From the earthworms I recovered friable matter with acceptable odour & from the black soldier fly larvae a residual quantity of odourous sludge. In general black soldier fly larvae reduce the volume of what they are fed (depending on what fed) & there is some residue.
Although I was not set up for it, this tactic that could be ideal has been suggested. Namely, feed black soldier fly larvae with food/agricultural waste to get larvae that can be fed to fish/poultry/etc. Then the residual components of that are mixed in with what is given to earthworms for conversion into worm "compost" that can be used on crops. Trying to rear earthworms as edible bugs is less practical in comparison to insect larvae due to pattern of life cycles & replication of harvesting issues.
Of course the residue from black soldier fly larval rearing can always be dispersed & dug into the ground where it will decompose; or that residue mixed in a regular (not vermi-compost) composting pile. Then there is no need to deal with an earthworm feeding step & creating a worm set-up (they'd do best when protected from extreme African seasonal rain/heat - like under low shelter exposed on at least one side if out in open air.).

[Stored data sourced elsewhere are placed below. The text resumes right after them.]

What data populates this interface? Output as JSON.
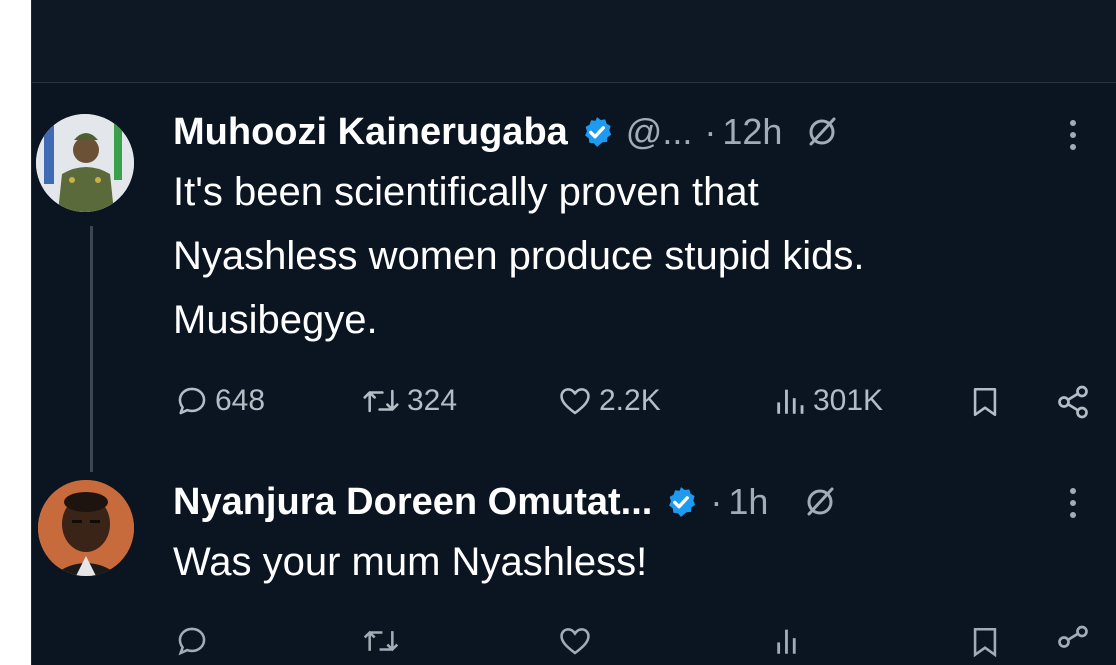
{
  "colors": {
    "background": "#0b1421",
    "text_primary": "#ffffff",
    "text_secondary": "#a3acb6",
    "verified_badge": "#1d9bf0"
  },
  "tweet1": {
    "author_name": "Muhoozi Kainerugaba",
    "handle": "@...",
    "separator": "·",
    "time": "12h",
    "text_lines": [
      "It's been scientifically proven that",
      "Nyashless women produce stupid kids.",
      "Musibegye."
    ],
    "replies": "648",
    "retweets": "324",
    "likes": "2.2K",
    "views": "301K"
  },
  "tweet2": {
    "author_name": "Nyanjura Doreen Omutat...",
    "separator": "·",
    "time": "1h",
    "text": "Was your mum Nyashless!"
  },
  "icons": {
    "verified": "verified-badge-icon",
    "grok": "grok-icon",
    "more": "more-options-icon",
    "reply": "reply-icon",
    "retweet": "retweet-icon",
    "like": "heart-icon",
    "views": "views-icon",
    "bookmark": "bookmark-icon",
    "share": "share-icon"
  }
}
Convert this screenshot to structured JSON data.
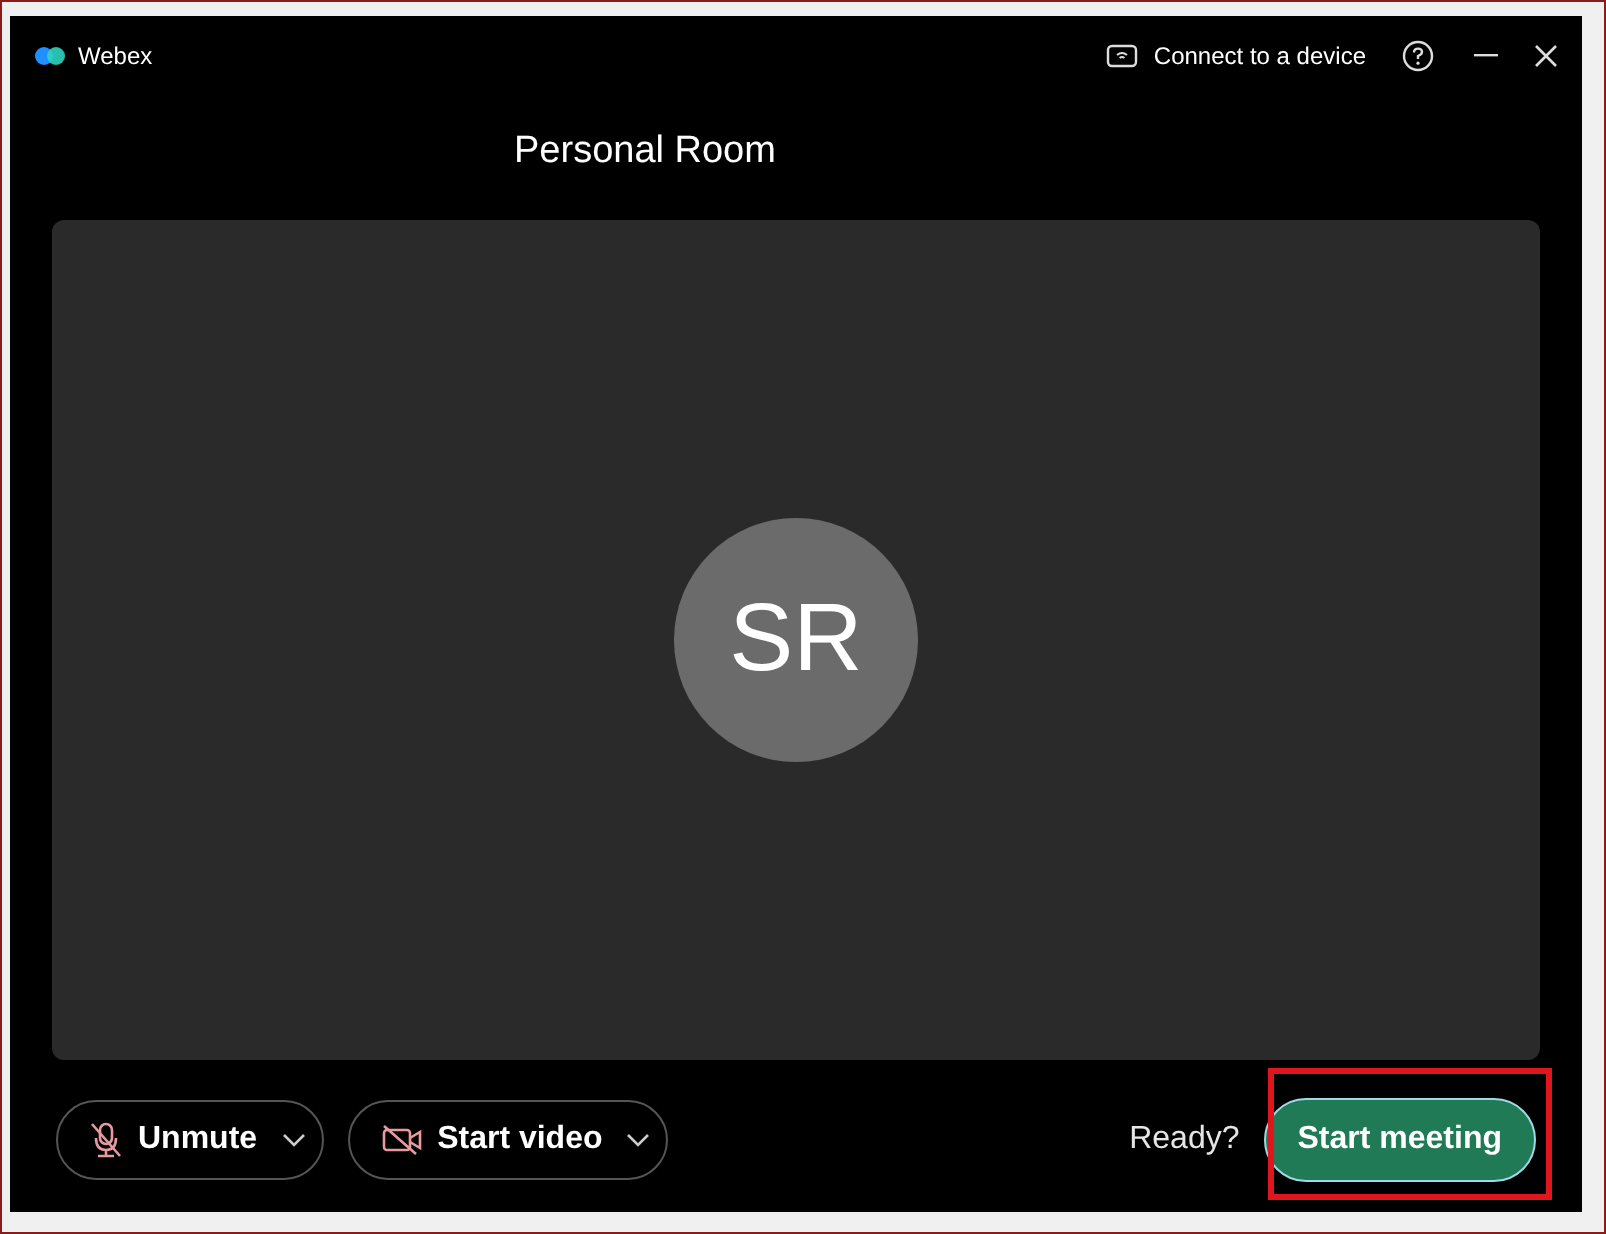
{
  "window": {
    "title": "Webex"
  },
  "header": {
    "connect": "Connect to a device"
  },
  "room": {
    "title": "Personal Room",
    "avatar_initials": "SR"
  },
  "controls": [
    {
      "kind": "audio",
      "label": "Unmute"
    },
    {
      "kind": "video",
      "label": "Start video"
    }
  ],
  "ready_text": "Ready?",
  "start_button": "Start meeting"
}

The potential advantage in black soldier fly larvae rearing is they can handle animal dung as well (Forum thread Black Soldier Fly should have links to various manures' results as larval feed) while earthworms are sensitive to the heat &/or ammonia more than a little dung degradation generates. The main drawback of black soldier fly larvae is assuring there are eggs from a breeding adult fly population; while earthworms' eggs do not require any intervention.
If type into Forum ("web" version) search bar the word "Ghana" you can find references to & synopsis of (2015) "Bioconversion of organic fraction of solid waste using the larvae of the black soldier fly (Hermentia illucens)". One of the search results has a link to this thesis, but I do not know if it still works.